Irgendetwas ist seltsam an Antimaterie – sonst wären wir nicht hier. Am Anfang des Universums sollte gleich viel Antimaterie und Materie entstanden sein – und die löschen sich eigentlich sofort wieder aus. Aber wir sind hier, also muss es irgendwo eine kleine Asymmetrie gegeben haben. Das ist seltsam – aber der Anti-Wasserstoff, um den es heute geht, der ist aus einem anderen Grund seltsam: weil eines seiner Nukleonen ein Strange-Quark beinhaltet.
Hergestellt worden ist der seltsame Antikern am Relativistic Heavy Ion Collider (RHIC), also einem Teilchenbeschleuniger. Er ist mit 2,4 km immer noch ein gewaltiger Ringbeschleuniger, und steht am Brookhaven National Laboratory. Wenn man Daten von Kollisionen an einem solchen Ring auswertet, kann man nicht einfach jede Kollision auswerten, da es so viele sind. Stattdessen legt man fest, was man sucht und sucht dann nach Kollisionen, die das gesuchte Teilchen zum Ausgang haben. In dem jetzt bekannt gegebenen Fall hat man 70 dieser Antikerne aus Hunderten Millionen Kollisionen herausgefischt. Gut dass es Computer dazu gibt, denn wer möchte so etwas von Hand auswerten:
Irgendwo in diesem Knäuel stecken die beiden (dick gezeichneten) Teilchenspuren, nach denen man sucht: Ein leichter Antihelium-Kern und ein Pion. Zeichen dafür, dass dort vorher kurz der gesuchte seltsame Antiwasserstoff war und zerfallen ist.

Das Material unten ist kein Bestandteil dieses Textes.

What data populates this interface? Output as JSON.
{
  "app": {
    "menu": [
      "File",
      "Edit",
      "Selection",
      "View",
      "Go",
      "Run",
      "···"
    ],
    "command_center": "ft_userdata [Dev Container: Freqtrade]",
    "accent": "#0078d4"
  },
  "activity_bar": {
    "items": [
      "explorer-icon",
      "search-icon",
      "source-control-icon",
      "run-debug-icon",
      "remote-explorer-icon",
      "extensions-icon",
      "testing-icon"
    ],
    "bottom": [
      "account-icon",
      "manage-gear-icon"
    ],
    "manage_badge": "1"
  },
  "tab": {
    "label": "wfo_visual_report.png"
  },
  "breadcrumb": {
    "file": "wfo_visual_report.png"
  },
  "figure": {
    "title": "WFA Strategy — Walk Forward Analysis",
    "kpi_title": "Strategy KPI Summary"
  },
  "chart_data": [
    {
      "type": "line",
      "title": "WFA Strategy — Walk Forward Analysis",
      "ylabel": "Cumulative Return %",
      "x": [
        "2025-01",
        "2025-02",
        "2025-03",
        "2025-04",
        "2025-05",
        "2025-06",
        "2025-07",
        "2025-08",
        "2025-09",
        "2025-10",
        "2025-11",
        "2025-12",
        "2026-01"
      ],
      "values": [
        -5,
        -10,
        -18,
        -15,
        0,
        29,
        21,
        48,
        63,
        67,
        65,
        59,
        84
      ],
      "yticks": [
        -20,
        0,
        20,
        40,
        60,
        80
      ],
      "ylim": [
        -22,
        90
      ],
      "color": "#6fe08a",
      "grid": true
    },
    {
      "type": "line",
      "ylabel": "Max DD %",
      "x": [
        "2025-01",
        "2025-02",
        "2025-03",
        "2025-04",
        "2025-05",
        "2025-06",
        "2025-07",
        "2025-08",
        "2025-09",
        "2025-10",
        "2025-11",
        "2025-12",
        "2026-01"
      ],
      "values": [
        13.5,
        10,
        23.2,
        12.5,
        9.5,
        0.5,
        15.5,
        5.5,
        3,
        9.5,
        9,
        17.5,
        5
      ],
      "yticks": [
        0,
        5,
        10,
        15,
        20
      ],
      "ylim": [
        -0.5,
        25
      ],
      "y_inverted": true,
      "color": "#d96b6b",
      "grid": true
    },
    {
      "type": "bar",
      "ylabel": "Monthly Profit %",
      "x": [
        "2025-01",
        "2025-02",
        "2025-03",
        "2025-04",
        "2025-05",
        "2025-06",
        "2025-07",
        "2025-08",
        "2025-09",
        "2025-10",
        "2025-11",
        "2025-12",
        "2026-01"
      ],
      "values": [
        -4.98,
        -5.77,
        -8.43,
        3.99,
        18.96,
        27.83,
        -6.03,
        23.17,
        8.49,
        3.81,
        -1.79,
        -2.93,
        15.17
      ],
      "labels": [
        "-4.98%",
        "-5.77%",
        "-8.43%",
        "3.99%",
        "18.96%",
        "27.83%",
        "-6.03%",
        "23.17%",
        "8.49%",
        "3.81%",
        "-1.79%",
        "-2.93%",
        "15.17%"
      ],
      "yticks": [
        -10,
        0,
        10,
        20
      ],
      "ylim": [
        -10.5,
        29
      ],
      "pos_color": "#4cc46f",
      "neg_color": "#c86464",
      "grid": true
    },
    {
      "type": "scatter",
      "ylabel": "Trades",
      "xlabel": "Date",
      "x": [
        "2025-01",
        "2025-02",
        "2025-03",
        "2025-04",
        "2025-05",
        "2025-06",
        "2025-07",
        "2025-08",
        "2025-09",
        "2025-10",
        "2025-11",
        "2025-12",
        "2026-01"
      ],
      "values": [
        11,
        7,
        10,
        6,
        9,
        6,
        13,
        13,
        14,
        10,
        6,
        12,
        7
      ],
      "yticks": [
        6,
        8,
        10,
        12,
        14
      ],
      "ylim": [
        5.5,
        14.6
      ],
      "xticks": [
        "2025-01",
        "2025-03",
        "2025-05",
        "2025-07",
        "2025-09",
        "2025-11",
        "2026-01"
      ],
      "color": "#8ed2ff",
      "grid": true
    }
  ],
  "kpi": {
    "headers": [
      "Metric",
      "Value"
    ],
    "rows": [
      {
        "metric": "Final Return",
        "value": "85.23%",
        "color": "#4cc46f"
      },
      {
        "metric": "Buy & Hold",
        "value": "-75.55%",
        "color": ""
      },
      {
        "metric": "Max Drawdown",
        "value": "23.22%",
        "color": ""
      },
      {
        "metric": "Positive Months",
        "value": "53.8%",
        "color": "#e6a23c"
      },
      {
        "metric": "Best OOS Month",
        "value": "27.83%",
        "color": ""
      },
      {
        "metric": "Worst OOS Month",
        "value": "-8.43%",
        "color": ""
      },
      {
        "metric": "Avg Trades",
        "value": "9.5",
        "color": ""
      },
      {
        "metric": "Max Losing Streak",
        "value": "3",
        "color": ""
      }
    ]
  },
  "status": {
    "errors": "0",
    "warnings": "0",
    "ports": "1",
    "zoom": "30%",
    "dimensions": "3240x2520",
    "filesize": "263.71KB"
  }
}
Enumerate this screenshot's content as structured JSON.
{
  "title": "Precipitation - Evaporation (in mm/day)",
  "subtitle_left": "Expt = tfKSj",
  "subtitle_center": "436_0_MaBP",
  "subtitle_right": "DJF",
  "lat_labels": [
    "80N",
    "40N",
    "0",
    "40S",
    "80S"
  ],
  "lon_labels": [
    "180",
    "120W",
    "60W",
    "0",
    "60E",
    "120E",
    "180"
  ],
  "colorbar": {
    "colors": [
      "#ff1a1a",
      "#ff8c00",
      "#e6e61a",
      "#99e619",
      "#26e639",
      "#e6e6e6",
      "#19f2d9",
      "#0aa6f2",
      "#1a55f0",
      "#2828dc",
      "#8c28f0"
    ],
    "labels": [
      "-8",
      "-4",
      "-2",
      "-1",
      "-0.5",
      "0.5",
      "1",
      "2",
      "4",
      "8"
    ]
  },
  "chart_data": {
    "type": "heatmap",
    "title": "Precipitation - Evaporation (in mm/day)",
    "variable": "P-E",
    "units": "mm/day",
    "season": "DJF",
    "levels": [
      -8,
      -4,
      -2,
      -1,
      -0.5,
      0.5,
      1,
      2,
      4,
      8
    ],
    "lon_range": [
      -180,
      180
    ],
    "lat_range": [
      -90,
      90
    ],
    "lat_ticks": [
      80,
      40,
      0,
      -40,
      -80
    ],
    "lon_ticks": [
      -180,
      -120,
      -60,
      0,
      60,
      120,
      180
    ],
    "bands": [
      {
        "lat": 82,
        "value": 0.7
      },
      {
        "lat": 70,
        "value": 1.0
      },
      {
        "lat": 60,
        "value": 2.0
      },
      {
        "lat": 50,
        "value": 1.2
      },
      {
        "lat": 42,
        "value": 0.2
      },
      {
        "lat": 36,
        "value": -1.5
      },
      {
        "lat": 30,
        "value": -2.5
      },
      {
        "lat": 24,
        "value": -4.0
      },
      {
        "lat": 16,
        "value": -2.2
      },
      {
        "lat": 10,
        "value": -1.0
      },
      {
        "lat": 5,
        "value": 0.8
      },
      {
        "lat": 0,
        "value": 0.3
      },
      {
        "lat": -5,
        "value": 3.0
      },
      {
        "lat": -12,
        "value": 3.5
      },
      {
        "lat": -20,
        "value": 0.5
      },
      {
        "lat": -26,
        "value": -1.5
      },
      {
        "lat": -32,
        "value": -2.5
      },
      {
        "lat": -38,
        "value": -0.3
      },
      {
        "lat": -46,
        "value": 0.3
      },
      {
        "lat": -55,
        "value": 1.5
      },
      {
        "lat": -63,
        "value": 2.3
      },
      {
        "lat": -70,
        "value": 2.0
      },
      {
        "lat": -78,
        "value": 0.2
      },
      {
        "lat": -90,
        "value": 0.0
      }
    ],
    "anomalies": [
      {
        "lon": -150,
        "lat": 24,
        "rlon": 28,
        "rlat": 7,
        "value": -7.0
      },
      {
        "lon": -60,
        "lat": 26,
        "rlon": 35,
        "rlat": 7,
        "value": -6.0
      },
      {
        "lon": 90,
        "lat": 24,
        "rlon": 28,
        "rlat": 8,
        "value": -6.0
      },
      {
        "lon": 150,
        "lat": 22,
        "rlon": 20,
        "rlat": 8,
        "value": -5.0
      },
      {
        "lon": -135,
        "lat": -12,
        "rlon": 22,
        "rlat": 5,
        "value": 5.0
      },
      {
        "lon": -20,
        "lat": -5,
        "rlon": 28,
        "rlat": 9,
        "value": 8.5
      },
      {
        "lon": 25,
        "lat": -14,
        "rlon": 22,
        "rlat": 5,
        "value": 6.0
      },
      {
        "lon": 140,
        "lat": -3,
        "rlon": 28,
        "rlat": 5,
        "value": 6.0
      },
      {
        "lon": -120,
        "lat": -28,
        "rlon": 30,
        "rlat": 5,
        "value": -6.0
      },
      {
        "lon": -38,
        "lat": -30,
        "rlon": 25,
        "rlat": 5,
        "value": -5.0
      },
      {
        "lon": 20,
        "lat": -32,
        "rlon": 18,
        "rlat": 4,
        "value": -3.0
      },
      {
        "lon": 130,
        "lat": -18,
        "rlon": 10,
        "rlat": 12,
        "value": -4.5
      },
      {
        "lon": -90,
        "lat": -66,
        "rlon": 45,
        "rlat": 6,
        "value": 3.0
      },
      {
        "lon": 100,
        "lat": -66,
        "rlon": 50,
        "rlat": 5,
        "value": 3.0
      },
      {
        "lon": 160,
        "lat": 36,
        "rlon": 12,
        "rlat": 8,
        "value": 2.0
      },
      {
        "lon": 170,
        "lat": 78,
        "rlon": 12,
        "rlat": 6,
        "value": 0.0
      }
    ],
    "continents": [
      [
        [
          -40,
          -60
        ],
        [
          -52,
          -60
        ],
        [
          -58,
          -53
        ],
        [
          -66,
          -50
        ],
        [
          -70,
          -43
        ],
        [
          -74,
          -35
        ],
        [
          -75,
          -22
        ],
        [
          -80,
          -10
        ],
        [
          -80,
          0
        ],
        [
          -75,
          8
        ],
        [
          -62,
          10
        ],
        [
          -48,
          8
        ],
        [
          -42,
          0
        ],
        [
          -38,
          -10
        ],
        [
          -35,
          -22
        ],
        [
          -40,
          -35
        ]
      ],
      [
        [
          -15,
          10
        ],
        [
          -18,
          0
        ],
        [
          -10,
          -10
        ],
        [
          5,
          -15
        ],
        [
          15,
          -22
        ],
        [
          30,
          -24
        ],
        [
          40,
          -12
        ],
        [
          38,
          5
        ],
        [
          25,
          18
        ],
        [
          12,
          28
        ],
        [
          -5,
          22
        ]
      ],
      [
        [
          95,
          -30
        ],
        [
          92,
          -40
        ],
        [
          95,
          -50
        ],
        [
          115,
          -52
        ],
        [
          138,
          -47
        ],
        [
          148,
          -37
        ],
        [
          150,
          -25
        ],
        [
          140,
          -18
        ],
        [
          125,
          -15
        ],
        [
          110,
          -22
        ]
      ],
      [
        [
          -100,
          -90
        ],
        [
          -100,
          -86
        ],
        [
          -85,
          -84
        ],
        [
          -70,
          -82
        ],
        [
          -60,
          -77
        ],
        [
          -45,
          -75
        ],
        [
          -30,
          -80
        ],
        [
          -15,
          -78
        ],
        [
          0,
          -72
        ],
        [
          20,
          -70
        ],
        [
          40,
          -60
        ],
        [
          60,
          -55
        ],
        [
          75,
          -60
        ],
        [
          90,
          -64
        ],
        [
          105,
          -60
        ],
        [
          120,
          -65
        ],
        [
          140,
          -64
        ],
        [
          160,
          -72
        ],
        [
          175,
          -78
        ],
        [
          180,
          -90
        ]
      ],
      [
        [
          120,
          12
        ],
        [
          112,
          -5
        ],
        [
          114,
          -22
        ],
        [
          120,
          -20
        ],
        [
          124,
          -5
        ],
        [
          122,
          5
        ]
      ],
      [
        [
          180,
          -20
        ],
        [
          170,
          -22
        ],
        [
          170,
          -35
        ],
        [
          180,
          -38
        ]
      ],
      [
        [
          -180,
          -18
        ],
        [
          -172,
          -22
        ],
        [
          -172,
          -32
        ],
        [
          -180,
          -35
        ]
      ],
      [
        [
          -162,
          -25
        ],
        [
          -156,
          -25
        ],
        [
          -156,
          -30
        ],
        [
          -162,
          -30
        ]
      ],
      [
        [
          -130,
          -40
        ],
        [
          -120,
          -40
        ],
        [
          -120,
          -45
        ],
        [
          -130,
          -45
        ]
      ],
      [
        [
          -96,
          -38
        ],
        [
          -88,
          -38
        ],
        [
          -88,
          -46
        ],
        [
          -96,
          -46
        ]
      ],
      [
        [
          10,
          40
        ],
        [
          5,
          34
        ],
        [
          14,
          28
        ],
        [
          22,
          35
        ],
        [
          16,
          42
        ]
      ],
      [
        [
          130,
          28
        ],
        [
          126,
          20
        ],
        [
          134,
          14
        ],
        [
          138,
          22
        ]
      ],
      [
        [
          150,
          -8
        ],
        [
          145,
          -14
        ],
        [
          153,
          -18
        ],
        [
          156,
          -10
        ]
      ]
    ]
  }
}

Normalerweise besteht ein Atomkern aus Neutronen und Protonen. Diese wiederum sind ausschließlich aus Up- und Down-Quarks zusammengesetzt, aber es gibt ja noch weitere Quarks. Das nächst schwerere ist das Strange-Quark, also das seltsame Quark. Teilchen, die ein Strange-Quark haben statt einem up oder down, sind die Lambda-Teilchen. Ist jetzt ein solches Lambda statt einem Neutron oder Proton in einem Kern, ist dieser Kern sehr viel schwerer.
Andersrum gibt es natürlich die Antimaterie-Gegenstücke dazu. Schauen wir doch mal auf ein dreidimensionales Periodensystem (anklicken zum Vergrößern):
Das ist natürlich kein Periodensystem im normalen Sinne, stattdessen sind in der Ebene die Anzahl an Protonen (Z) und Neutronen (N) aufgelistet. Das sind natürlich die bekannten Atomkerne und ihre Isotopen. Aber in die dritte Dimension ist die Strangeness aufgetragen. Man nennt Kerne mit Strange-Quarks auch Hyperkerne, und im ersten Stock leben die Hyperkerne mit einem Strange-Quark; und man hat auch welche mit 2 strange beobachtet.
Uns interessiert aber die Ecke unten links. Dort leben die Antikerne, und im Keller darunter, da steckt (violett) der neu beobachtete Anti-Wasserstoff-Hyperkern. Während man mittlerweile einfachen Antiwasserstoff fast routiniert erzeugen und in kleinen Flaschen mit Blinklicht und Batterien speichert, lebt so ein Hyperkern nicht lange. Daher musste man nach den Zerfallsprodukten suchen dieses schwersten je beobachteten Antikerns suchen, wie im ersten Bild zu sehen war.